Well, true enough. But how would you know what love is? I guess you’ll never really know until you felt it. Love therefore can be defined in millions of words and vary from one person to another. We all vary from how we feel it, how we see it and how we define it.

So what is love for me?

Like I mentioned earlier, I used to believe that love is how Disney defined it in their stories. I used to believe that love is magical – that when it hit you – you’ll have the greatest feeling in this world. I used to believe that it is just HAPPY.
But something came up recently that changed my perceptions. But love is still a feeling I will claim again one day thou. But my definitions for it have changed over the year. Maybe you could say that growing up, I learned true love has a different definition in the end.
Now how do I define it? Simple. Love makes you weak.
Love is when you are already whole as person but you need someone to make you realize you still aren’t enough. It is when you can be so strong but with him you can just flaunt it all and throw tantrums like “hell do I care! I’m weak” and he doesn’t care. It is when you had a long day and you just want to rest but he’s there dumbing himself to make you laugh despite you’re ignoring him but he still continues. It is when you talk lesser everyday but talks to much on some other days. It is when people expects you to be perfect but he expects you to make mistakes. It is when you are damn tired of everyone already but you still want to be at his side. It is when you get annoyed of him but still you can’t get enough of him. It is when you are allowed to be scared of just getting scared but you are guaranteed that you won’t have to face your fears alone.

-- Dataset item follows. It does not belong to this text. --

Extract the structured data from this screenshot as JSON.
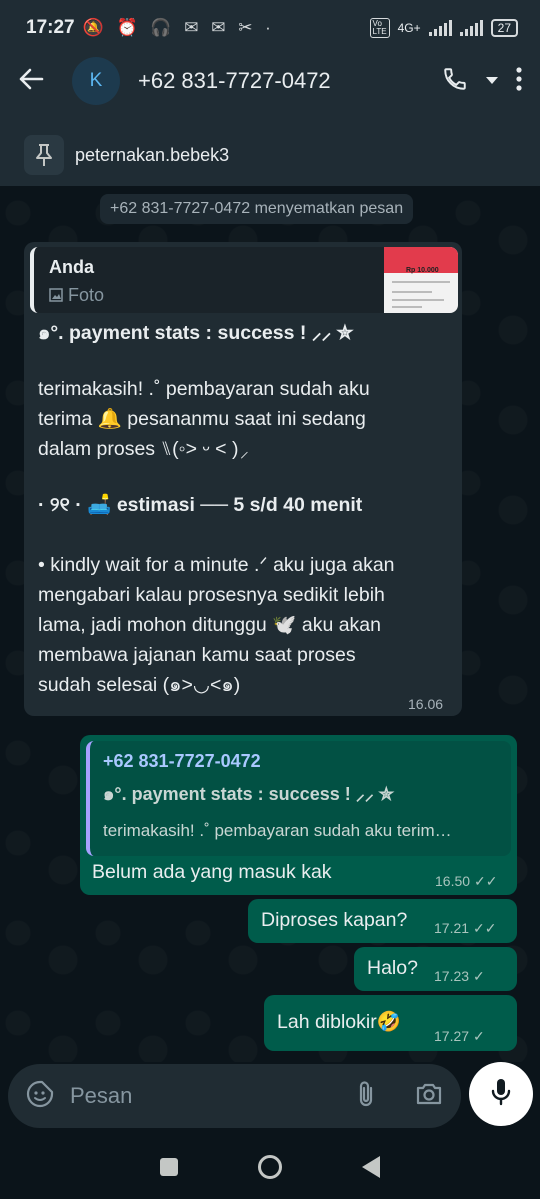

Love is quite exactly the opposite of what I thought it to be. Frustrating right? But no. I guess, for me, love has to be that way. We all need someone to support us along the way. Someone to hurt us but at the same time would want us. We need someone to wake us up with reality but fill us with fantasies, fairytales and/or myths. We need someone to push us but will be the first ones to heal the bruises and scratches we can get. We need someone. That’s just how life works. No matter how many quotes say that “You should learn to live by yourself.” Or “Life is a journey alone.” Or more, we all need someone to hold us.

So I guess that what love really is. Although I am still at the learning process and I bet will always be at this stage, I somehow now know what love meant.


So, love like a fool and get hurt. Love like there’s no tomorrow! Who knows you only got today to love, so don’t let it slip.